頭の中に処理待ちのくるくるマークが浮かび、ぽん!と通知音が鳴った。

 

「おはようミキちゃん!そうだね、15単位くらいかな?」

頭の中にAIの声が響いた。

 

「えっ?すっくな!それじゃケー……。あれ?何食べようとしたんだっけ?」

 

「ミキちゃん!まだ若いんだからボケないでよー」

 

「うっさい!ど忘れしただけなの!外に食べにいくよ!」

 

「AIのオススメはバケットサンドイッチ。
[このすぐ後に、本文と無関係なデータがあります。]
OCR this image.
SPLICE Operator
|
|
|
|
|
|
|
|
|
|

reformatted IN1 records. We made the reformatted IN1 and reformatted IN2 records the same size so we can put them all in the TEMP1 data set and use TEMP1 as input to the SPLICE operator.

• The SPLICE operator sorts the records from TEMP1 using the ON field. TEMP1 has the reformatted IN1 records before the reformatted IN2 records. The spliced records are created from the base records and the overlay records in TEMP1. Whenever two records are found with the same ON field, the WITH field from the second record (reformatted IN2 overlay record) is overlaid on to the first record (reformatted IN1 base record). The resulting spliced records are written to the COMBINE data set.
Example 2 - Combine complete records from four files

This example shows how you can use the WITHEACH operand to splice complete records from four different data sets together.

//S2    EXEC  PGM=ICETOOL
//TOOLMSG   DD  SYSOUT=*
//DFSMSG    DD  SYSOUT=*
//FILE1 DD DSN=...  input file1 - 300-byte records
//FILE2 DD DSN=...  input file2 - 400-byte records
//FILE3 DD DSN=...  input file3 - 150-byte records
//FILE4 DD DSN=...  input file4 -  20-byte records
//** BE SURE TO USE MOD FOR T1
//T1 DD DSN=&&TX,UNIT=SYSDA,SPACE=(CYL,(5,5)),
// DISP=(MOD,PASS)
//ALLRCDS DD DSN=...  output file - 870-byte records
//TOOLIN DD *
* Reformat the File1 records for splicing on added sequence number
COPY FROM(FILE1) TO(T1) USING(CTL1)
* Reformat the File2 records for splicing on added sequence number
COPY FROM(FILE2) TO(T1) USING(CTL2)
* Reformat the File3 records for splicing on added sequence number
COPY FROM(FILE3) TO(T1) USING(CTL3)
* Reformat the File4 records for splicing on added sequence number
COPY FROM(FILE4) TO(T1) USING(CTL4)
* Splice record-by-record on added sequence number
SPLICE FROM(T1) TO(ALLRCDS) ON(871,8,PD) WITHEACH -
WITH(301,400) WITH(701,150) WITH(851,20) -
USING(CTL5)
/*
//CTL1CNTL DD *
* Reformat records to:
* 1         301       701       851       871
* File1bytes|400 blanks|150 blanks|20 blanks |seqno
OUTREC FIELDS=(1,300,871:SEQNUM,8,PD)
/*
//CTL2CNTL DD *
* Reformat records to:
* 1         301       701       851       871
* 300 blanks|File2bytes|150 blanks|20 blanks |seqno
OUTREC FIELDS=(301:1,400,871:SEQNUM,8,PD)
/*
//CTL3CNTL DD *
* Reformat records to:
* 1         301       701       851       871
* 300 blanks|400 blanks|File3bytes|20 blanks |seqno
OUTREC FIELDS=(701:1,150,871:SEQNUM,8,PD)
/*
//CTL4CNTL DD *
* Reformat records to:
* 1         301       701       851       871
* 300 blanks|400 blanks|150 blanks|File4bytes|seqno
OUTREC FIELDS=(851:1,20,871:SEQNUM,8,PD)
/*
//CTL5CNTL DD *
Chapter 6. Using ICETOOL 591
レタスとハムとトマトがおいしいよ!」

 

「じゃあそれ!」

 

ミキちゃんはドアを開け部屋を飛び出した。

サンドイッチスタンドに足を向け。

 

向ける前に振り返った。

そしてドアをみた。

 

「ドアのこっち側ってこんなんだっけ?」

 

「もー!ミキちゃんしっかりしてよー」

 

「うっさい!ちょっと聞いただけでしょ!」

 

ミキちゃんは行きつけのサンドイッチスタンドに走っていった。

 

「サンドイッチをマシマシぷりーず!」

 

ミキちゃんはイケイケなオーダーを決めた。

 

「え?」

そう言ってサンドイッチスタンドのお姉さんは固まった。

 

ミキちゃんの視界が一瞬暗くなる。

 

「あっミキちゃん!ごめんねぼーっとしてた!いつものマシマシね」

 

おっけー!といってお姉さんはサンドイッチを作り始めた。

 

「はいどーぞ!レタストマトハムマシマシだよ!」

 

「ありがとー!」

 

トークンを支払うとミキちゃんはサンドイッチを受け取った。

 

「いただきまーす!」

 

ミキちゃんはサンドイッチにかぶりついた。

 

そして。

 

「美味しい」

 

いつも食べていたはずなのに、涙が出た。

身体が満たされてゆく。

 

「ミキちゃんいつも食べてるのに大袈裟だねえ」

 

「でも今日のは、すごくおいしいの……」

 

「お姉さんがマシマシにしてくれたからかな?」

 

「ん!そうだね!今度会ったらおれいしとこー!」

 

「そうだね!今日はお仕事がんばろー!」

 

ミキちゃんとAIは、えいえいおー!と気合を入れた。